Pinnacle CAE Bridge ??

Im calling one out 100 on the CAMEL's getting hired. And those come from Riddle or other colleges. No way is local joe from a FBO is getting hired at 250.

I might just start sending out apps just to prove my point....im at 249 and 41.
 
Complex does have a good point. Until you pass your checkride at PCL, you're not an employee, hence you're not hired. You're an "independent contractor" up until that point. If that's what JetU calls getting you a job, what's to stop them from just lining you up for anything and saying "Well, we got you a job. Too bad it wasn't exactly what you thought it would be."

Cherokee, I think it's YOU who is missing the point here. Passing training is just the beginning. After that, it's the real world. I'd rather have the off the street CFI that's got more experience than someone who took a bridge program to get there faster or thought they needed the confidence boost to get through training. I've said the same thing BodDDuck said, if you think you need an RJ course to pass initial training, you probably don't belong at this level yet.

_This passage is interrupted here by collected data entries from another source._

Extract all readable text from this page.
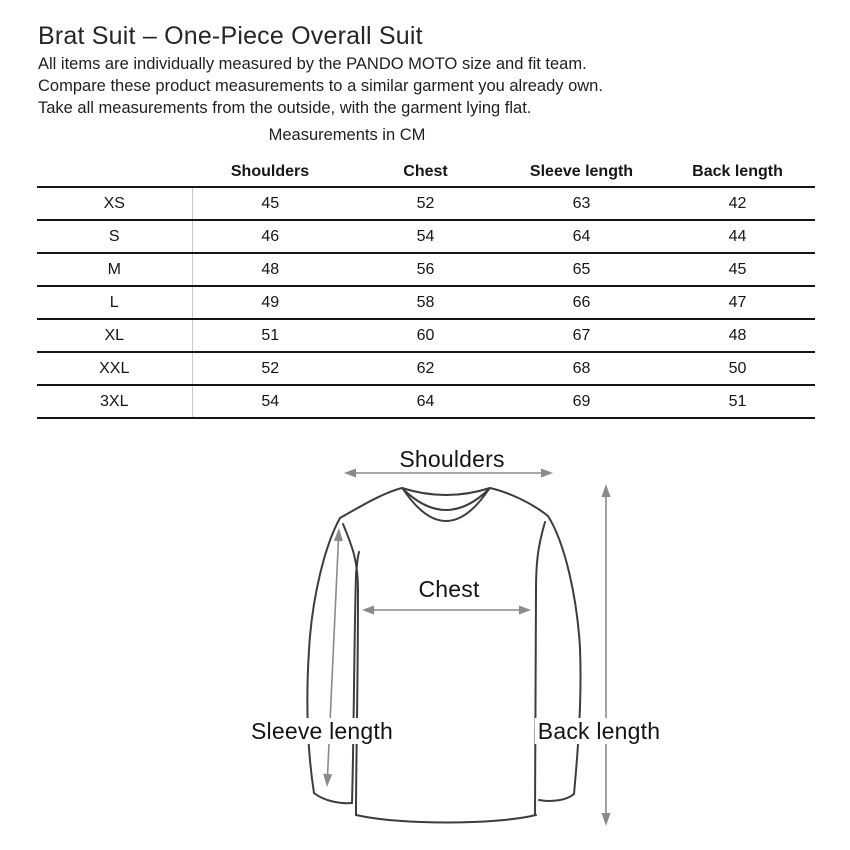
Brat Suit – One-Piece Overall Suit
All items are individually measured by the PANDO MOTO size and fit team.
Compare these product measurements to a similar garment you already own.
Take all measurements from the outside, with the garment lying flat.
Measurements in CM
	Shoulders	Chest	Sleeve length	Back length
XS	45	52	63	42
S	46	54	64	44
M	48	56	65	45
L	49	58	66	47
XL	51	60	67	48
XXL	52	62	68	50
3XL	54	64	69	51
Shoulders
Chest
Sleeve length	Back length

I'd be more focused on being a competent FO than just passing training. Training last about 6-8 weeks. You're gonna be a line FO a whole lot longer than that, and don't even THINK most of the CAs are gonna wanna teach you stuff you should already know.
 
Cherokee...

Seriously, your take on this is typical and inexperienced. After getting the job at XJT, I was standing in line at the food court in Houston. A CAL captain was right behind me. He saw my new hire training book under my arm and started talking with me. One of his first questions was "do you mind me asking how much time you have?" Needless to say, I felt like a serious newbie telling him I was a CFI and had over 1000 hours and 300+ in the twin. He told me he had around 3000/1500 when he got his first commuter gig.

I cant imagine how a JetU grad feels when that question comes up. Can you say tail between the legs?

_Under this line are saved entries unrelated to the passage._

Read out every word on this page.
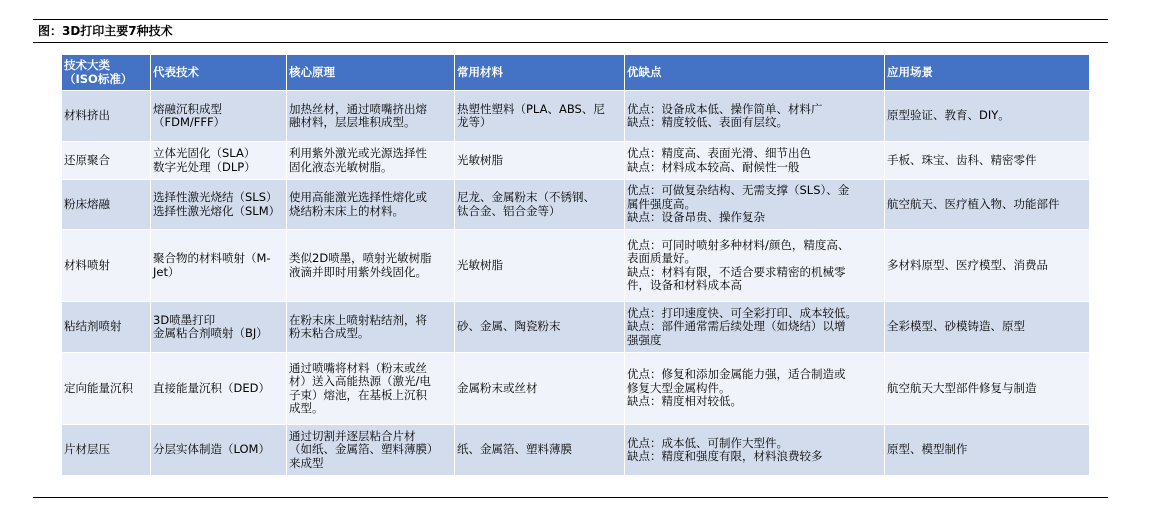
图：3D打印主要7种技术
技术大类
（ISO标准）	代表技术	核心原理	常用材料	优缺点	应用场景

材料挤出	熔融沉积成型
（FDM/FFF）	加热丝材，通过喷嘴挤出熔
融材料，层层堆积成型。	热塑性塑料（PLA、ABS、尼
龙等）	优点：设备成本低、操作简单、材料广
缺点：精度较低、表面有层纹。	原型验证、教育、DIY。

还原聚合	立体光固化（SLA）
数字光处理（DLP）	利用紫外激光或光源选择性
固化液态光敏树脂。	光敏树脂	优点：精度高、表面光滑、细节出色
缺点：材料成本较高、耐候性一般	手板、珠宝、齿科、精密零件

粉床熔融	选择性激光烧结（SLS）
选择性激光熔化（SLM）	使用高能激光选择性熔化或
烧结粉末床上的材料。	尼龙、金属粉末（不锈钢、
钛合金、铝合金等）	优点：可做复杂结构、无需支撑（SLS）、金
属件强度高。
缺点：设备昂贵、操作复杂	航空航天、医疗植入物、功能部件

材料喷射	聚合物的材料喷射（M-
Jet）	类似2D喷墨，喷射光敏树脂
液滴并即时用紫外线固化。	光敏树脂	优点：可同时喷射多种材料/颜色，精度高、
表面质量好。
缺点：材料有限，不适合要求精密的机械零
件，设备和材料成本高	多材料原型、医疗模型、消费品

粘结剂喷射	3D喷墨打印
金属粘合剂喷射（BJ）	在粉末床上喷射粘结剂，将
粉末粘合成型。	砂、金属、陶瓷粉末	优点：打印速度快、可全彩打印、成本较低。
缺点：部件通常需后续处理（如烧结）以增
强强度	全彩模型、砂模铸造、原型

定向能量沉积	直接能量沉积（DED）	通过喷嘴将材料（粉末或丝
材）送入高能热源（激光/电
子束）熔池，在基板上沉积
成型。	金属粉末或丝材	优点：修复和添加金属能力强，适合制造或
修复大型金属构件。
缺点：精度相对较低。	航空航天大型部件修复与制造

片材层压	分层实体制造（LOM）	通过切割并逐层粘合片材
（如纸、金属箔、塑料薄膜）
来成型	纸、金属箔、塑料薄膜	优点：成本低、可制作大型件。
缺点：精度和强度有限，材料浪费较多	原型、模型制作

The real world experience isnt there with a "transition" student (who typically has very low time). The knowledge isnt there. The skills haven't developed yet. The CRM skills that come from being a CFI are lacking. The instrument skills that come from flying freight aren't even close.

Should I go on?
 
Bridge programs, solving the airline's self-induced staffing problems one loan at a time! ;)
 
If you have the money, you should do it, it is the same as when an school get you a job as instructor when you expend 20k in you training there, specially here that they will give you the interview before you expend any money..........go for it an make your dream come true.

I am working on my commercial, and as soon I have my multi I will do it too, since I have instructing to build hours

Carlo
 
If you have the money, you should do it, it is the same as when an school get you a job as instructor when you expend 20k in you training there, specially here that they will give you the interview before you expend any money..........go for it an make your dream come true.

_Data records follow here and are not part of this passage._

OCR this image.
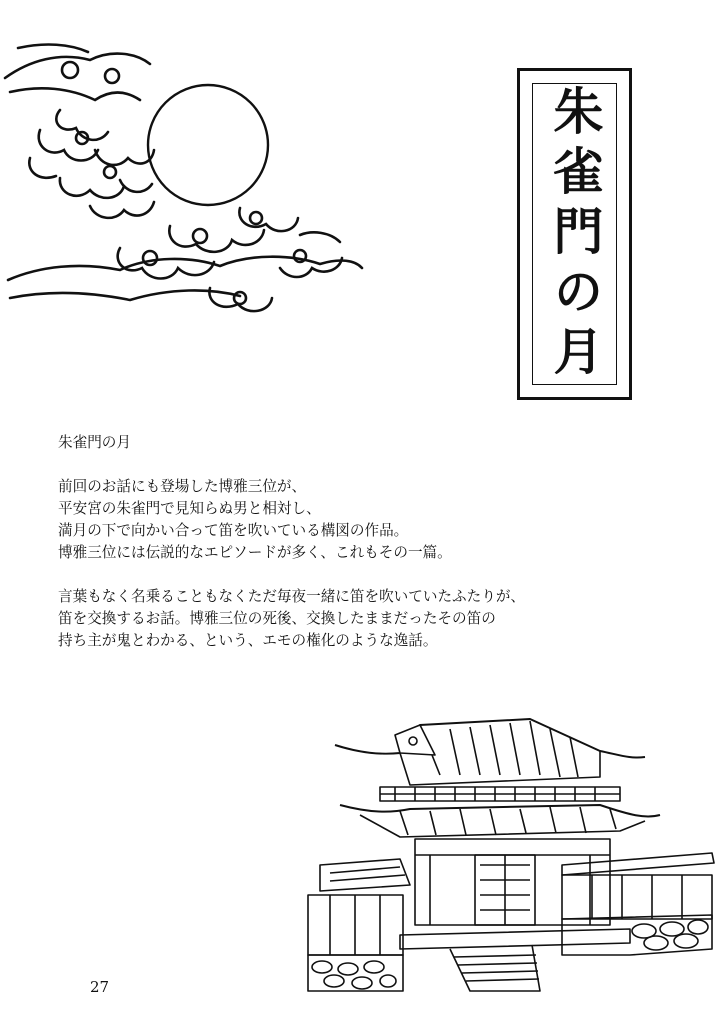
朱雀門の月

朱雀門の月

前回のお話にも登場した博雅三位が、

平安宮の朱雀門で見知らぬ男と相対し、

満月の下で向かい合って笛を吹いている構図の作品。

博雅三位には伝説的なエピソードが多く、これもその一篇。

言葉もなく名乗ることもなくただ毎夜一緒に笛を吹いていたふたりが、

笛を交換するお話。博雅三位の死後、交換したままだったその笛の

持ち主が鬼とわかる、という、エモの権化のような逸話。

27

I am working on my commercial, and as soon I have my multi I will do it too, since I have instructing to build hours

Carlo

Okay, I know English probably isn't the first language here, but is anyone else having issues trying to get what's being said here? I THINK I have it, though.

No, it's not the same. When you pay money to a school for flight training, you get something in return. Something you WOULDN'T get for free. With programs like JetU and the CAE bridge program, you're paying for the same training the airline will give you for FREE. The only reason you're paying the money is to get a short cut or feel better about yourself. Those are really the only reasons I can come up with. The people that are making out like bandits on this are the people that run the programs and the airline managment that set up the preferential hiring. The guys that run the programs get tons of cash by convincing people they NEED this (which they don't, obviously, since I didn't do one of these programs) and airlines get warm bodies in the seats for cut rate wages.